Many charities in Scotland will be aware of the value and importance of service user involvement in their work, and we at Shelter Scotland are no different. In recent months, the Communications and Policy department has been reflecting and experimenting on how we can best involve service users in our work and planning.
As an organisation, Shelter Scotland does a significant amount of service user involvement and we are always looking for new ways to involve people with lived experience of homelessness or bad housing in helping to shape and inform our work. Some examples of how we currently involve service users are:
- asking their consent to use their experiences as case studies;
- facilitating groups and projects such as the Glasgow Participation Project;
- hosting an online private tenants forum and setting up a Private Tenant Panel to ensure the voices of private tenants are represented and heard in policy and campaigning, and;
- asking them to take part in events such as the recent Housing Hustings, and various conferences.
However, it can be extremely difficult to involve service users in a non-tokenistic and genuinely valuable way which meets the needs, abilities and expectations of both the organisation and the people we have worked with.
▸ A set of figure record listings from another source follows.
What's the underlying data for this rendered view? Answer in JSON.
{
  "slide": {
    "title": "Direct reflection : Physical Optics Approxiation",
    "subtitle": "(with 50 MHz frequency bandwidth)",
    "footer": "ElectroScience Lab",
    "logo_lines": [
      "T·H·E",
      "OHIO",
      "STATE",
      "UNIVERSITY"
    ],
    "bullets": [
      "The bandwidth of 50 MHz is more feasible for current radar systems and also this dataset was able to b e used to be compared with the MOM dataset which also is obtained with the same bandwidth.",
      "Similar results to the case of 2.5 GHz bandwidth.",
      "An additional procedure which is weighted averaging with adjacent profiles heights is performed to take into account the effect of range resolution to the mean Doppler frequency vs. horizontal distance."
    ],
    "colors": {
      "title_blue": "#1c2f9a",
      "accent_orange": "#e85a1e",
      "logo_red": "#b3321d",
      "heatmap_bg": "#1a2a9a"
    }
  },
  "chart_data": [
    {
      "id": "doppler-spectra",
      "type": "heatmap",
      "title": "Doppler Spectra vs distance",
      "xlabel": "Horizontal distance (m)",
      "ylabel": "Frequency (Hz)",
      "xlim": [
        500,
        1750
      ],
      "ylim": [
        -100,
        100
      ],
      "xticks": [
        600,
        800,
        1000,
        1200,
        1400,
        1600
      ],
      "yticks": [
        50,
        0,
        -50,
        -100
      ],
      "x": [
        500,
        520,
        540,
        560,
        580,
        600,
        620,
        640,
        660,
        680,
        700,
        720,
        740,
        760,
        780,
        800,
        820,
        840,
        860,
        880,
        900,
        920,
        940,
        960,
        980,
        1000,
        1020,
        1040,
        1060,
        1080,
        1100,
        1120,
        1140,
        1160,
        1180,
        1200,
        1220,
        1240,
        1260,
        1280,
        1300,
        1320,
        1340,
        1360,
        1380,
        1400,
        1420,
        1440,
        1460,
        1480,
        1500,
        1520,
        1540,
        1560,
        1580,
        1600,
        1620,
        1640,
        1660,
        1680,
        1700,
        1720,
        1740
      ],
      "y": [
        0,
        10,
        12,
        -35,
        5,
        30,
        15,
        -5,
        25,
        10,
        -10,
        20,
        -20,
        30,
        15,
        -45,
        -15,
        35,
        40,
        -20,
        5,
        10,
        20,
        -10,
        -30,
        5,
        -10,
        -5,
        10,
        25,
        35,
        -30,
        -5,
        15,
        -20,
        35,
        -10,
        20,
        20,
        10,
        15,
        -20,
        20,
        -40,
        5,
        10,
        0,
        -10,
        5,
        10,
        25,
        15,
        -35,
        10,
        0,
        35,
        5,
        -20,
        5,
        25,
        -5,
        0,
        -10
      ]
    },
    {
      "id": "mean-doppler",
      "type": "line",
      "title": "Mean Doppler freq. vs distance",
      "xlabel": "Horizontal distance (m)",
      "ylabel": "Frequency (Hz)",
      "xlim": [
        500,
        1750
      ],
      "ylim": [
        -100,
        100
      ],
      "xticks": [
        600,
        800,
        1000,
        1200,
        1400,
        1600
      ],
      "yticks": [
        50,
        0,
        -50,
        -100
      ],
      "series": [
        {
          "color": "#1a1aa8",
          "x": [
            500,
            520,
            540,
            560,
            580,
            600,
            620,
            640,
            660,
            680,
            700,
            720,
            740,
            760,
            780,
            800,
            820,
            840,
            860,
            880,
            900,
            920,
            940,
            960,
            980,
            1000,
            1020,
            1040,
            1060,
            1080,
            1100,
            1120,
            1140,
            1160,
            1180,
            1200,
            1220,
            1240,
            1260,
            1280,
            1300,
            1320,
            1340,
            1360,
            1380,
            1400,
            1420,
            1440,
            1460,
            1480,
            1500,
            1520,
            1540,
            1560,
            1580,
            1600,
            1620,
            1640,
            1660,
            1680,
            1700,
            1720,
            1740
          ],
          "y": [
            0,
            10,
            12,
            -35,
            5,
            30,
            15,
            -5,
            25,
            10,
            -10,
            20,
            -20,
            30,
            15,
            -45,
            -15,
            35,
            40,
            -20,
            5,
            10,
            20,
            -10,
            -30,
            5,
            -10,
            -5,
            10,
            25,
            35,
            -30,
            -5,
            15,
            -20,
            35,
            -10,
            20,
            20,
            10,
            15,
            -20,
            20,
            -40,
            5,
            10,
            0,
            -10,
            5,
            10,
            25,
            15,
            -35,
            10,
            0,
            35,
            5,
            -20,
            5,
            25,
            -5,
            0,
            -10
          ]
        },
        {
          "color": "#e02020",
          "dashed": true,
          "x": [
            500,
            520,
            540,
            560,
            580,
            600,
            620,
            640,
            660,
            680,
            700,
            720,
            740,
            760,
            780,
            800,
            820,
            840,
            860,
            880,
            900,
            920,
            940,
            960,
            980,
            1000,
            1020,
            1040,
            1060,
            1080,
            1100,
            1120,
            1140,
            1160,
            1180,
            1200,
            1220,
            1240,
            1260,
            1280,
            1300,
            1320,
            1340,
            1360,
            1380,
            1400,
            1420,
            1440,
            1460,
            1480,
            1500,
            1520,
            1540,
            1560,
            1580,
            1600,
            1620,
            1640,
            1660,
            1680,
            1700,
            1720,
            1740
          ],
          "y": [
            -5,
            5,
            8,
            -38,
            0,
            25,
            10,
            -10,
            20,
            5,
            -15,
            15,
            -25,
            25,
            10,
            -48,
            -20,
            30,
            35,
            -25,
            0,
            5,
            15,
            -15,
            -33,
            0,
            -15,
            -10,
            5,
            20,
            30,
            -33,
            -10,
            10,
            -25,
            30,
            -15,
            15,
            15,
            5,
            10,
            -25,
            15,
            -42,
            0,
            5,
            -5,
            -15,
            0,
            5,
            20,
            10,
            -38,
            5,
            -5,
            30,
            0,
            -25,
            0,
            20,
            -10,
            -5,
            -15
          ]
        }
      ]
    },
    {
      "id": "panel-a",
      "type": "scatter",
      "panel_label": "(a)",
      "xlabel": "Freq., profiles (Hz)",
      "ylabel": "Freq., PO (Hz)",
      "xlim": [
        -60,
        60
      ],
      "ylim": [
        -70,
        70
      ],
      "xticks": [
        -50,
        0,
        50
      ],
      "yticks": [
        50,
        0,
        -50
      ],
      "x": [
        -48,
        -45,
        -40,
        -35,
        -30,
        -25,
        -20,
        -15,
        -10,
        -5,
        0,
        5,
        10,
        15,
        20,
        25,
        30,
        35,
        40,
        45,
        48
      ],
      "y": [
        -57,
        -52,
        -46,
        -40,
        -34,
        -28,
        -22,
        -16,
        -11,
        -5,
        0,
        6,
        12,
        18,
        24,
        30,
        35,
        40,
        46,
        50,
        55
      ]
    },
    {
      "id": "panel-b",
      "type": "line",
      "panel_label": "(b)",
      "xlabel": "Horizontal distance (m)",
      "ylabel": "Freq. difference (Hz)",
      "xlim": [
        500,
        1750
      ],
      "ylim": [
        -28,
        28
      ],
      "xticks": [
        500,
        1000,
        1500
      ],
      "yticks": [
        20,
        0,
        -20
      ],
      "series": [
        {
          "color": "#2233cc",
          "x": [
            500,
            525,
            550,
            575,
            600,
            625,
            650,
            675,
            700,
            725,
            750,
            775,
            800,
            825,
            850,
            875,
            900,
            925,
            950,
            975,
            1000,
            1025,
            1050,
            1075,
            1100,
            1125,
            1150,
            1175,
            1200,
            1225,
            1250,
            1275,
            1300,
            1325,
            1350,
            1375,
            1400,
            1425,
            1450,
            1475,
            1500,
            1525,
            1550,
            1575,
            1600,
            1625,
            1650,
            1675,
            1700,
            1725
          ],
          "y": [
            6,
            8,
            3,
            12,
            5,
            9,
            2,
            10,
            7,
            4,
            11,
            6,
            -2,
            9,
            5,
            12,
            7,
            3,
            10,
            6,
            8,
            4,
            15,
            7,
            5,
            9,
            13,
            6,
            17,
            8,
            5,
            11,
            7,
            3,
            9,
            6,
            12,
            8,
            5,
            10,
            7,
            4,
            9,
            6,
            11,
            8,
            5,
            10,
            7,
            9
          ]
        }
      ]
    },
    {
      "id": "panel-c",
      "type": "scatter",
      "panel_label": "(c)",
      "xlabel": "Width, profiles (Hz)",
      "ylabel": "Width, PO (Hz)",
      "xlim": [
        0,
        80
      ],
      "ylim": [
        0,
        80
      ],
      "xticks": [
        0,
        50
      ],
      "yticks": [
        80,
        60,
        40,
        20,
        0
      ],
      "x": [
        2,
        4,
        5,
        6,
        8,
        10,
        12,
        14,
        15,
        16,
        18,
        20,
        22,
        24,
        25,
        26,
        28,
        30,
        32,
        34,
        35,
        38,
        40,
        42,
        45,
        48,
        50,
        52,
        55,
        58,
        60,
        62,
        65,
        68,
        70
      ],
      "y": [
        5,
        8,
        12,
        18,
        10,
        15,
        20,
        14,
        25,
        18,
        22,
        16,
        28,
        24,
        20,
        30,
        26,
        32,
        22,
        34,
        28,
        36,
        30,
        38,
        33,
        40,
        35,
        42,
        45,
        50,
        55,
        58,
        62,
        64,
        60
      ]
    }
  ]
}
It can also be particularly challenging to interest people in the often opaque and time consuming world of policy and research.
A useful way to measure the value of our efforts is to refer back to Arnstein (1969)’s Ladder of Citizen Participation. Our ambition in the Communications and Policy department is to find opportunities to move up the ladder and involve the people who use our services in ways that help to direct our policy priorities and shape our campaigns for real change.
In March, we held our biggest policy event which was our annual Homelessness Conference and this represented a turning point in how I personally view service user involvement in policy work and the incredible impact it can have.
We were keen to have people who used our services genuinely involved in the conference. Suzanne and Sonja are two women who had help from Shelter Scotland when they became homeless after relationship breakdowns. Fortunately for us, they both chose to continue being involved at our Dundee Community Hub as volunteers. They took part in the introduction to the conference and set the tone for the day by speaking honestly and calling practitioners (and the Cabinet Secretary!) to action on issues that they had come face to face with from first-hand experience of our homelessness system.
Julie and Robert, two former service users now involved in the Glasgow Participation Project, “Time for Change” group, co-hosted a breakout session with Shelter Scotland staff at the conference. The session challenged delegates to think about solutions to bridge the gaps in the current homelessness system and the learnings from the session will be used to improve our understanding of problems and solutions in the sector.
We know that having the input of people who experience the system we are trying to change is persuasive and will only make our message stronger. With this in mind, we now have to consider what other ways service users can be involved in policy work, moving up the ladder of participation towards citizen control and becoming more service user led in our policy approach. We want to open this conversation up with others, always bearing in mind our ultimate aim of ensuring there’s a safe, secure and affordable home for everyone.